My teacher taught me a shortcut for finding number of rational terms in $\left(a^{\frac{1}{p}}+b^{\frac{1}{q}}\right)^n$.
For example, find the number of rational terms in $\left(5^{\frac{1}{6}}+2^{\frac{1}{8}}\right)^{100}$.
Algorithm:
- Find LCM of $(p,q)$. In the above example, its $24$.
- Divide $n$ by the LCM obtained. Let quotient be $Q$ and remainder be $R$.
- If $R=0$, number of rational terms is $Q+1$. Else its $Q$.
In the above example, $R\neq 0$. So number of rational terms is $4$.

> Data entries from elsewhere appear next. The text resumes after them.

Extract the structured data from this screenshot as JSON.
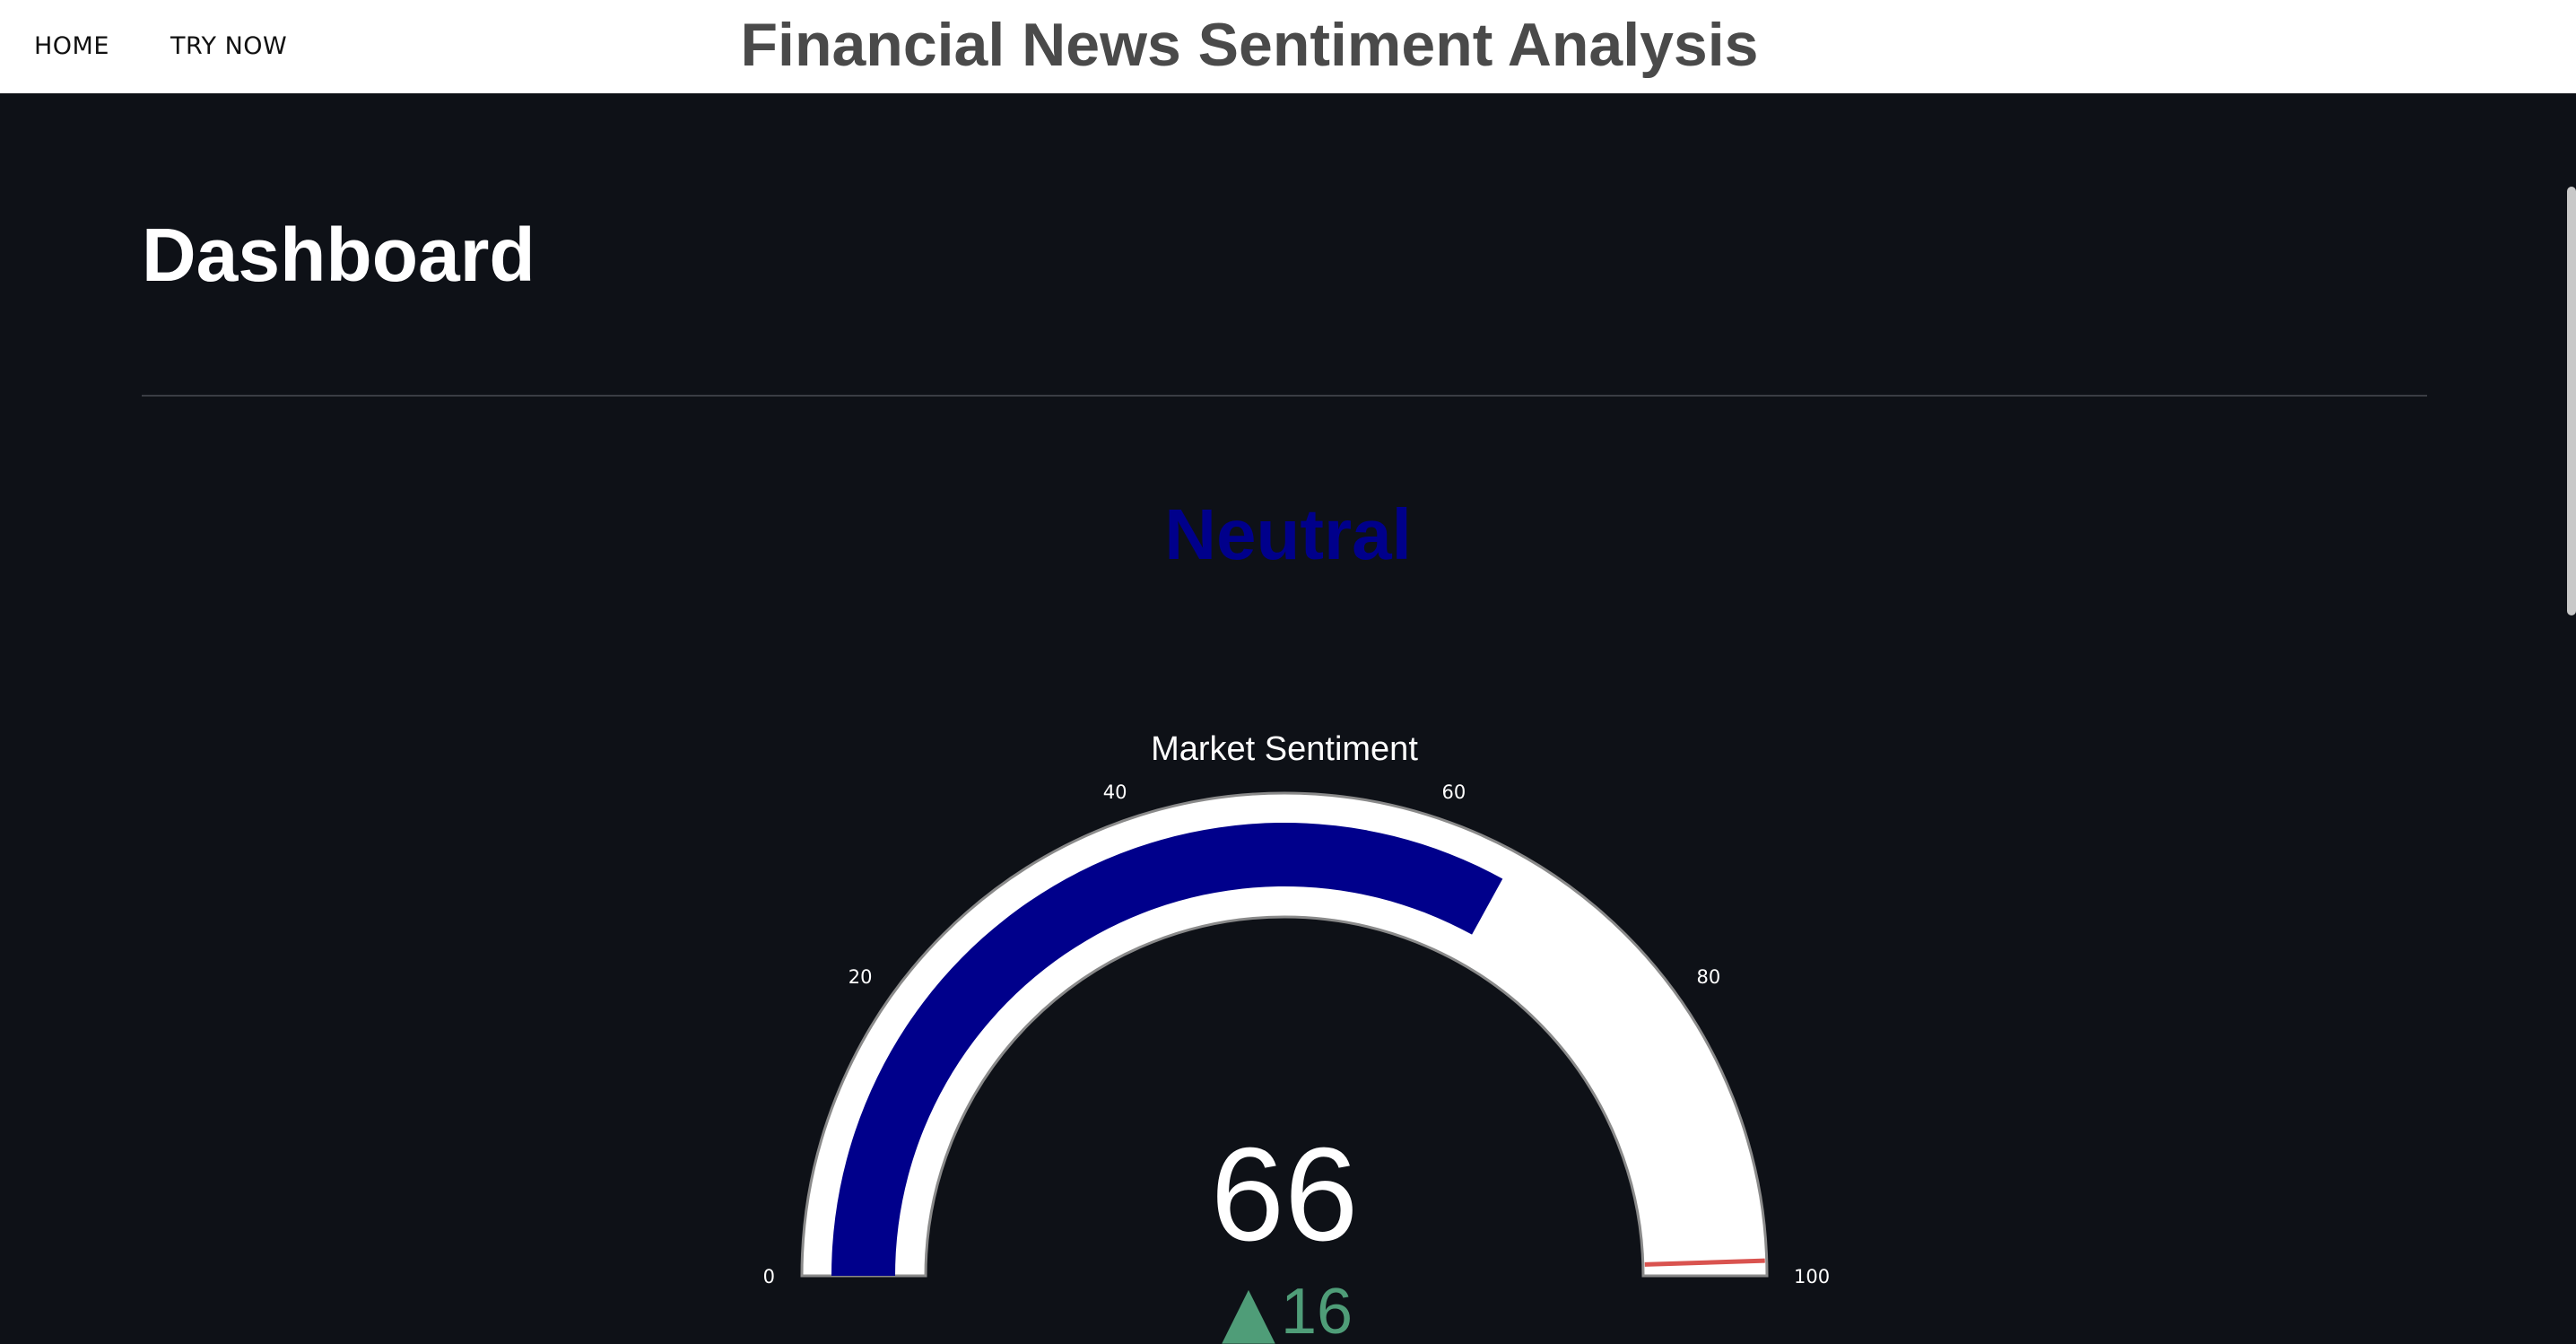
{
  "nav": {
    "home_label": "HOME",
    "try_now_label": "TRY NOW"
  },
  "header": {
    "title": "Financial News Sentiment Analysis"
  },
  "main": {
    "title": "Dashboard",
    "sentiment_label": "Neutral",
    "sentiment_color": "#00008b"
  },
  "gauge": {
    "title": "Market Sentiment",
    "value": 66,
    "delta": 16,
    "delta_symbol": "▲",
    "delta_color": "#4f9d78",
    "min": 0,
    "max": 100,
    "ticks": [
      "0",
      "20",
      "40",
      "60",
      "80",
      "100"
    ],
    "bar_color": "#00008b",
    "track_color": "#ffffff",
    "threshold_value": 99,
    "threshold_color": "#d9534f"
  }
}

How did he derive this shortcut?
Since the binomial expansion of this expression is $$ \left(a^{1/p} + b^{1/q}\right)^n=\sum_{i=0}^{n}{{n}\choose{i}}a^{i/p}b^{(n-i)/q}, $$ the $i$-th term is certainly rational (indeed, an integer) when $i\equiv 0$ (mod $p$) and $i\equiv n$ (mod $q$). By the Chinese remainder theorem, all solutions to these two equations are equal modulo ${\text{lcm}}(p, q)$; i.e., we get one solution every ${\text{lcm}}(p, q)$ steps. Therefore we get $Q$ or $Q+1$ solutions (in the notation of the problem) if the LCM doesn't divide $n$, and $Q+1$ solutions if the LCM divides $n$ (in which case $q$ divides $n$ as well, so the solutions start at $i=0$). When the LCM doesn't divide $n$, you need to find the first solution to decide if the result will be $Q$ or $Q+1$. This is the cause of "exceptions" like $\left(2 + 3^{1/4}\right)^6$.
The count, moreover, depends on there not being any other rational terms. I think this is guaranteed only if $a$ and $b$ are squarefree and coprime.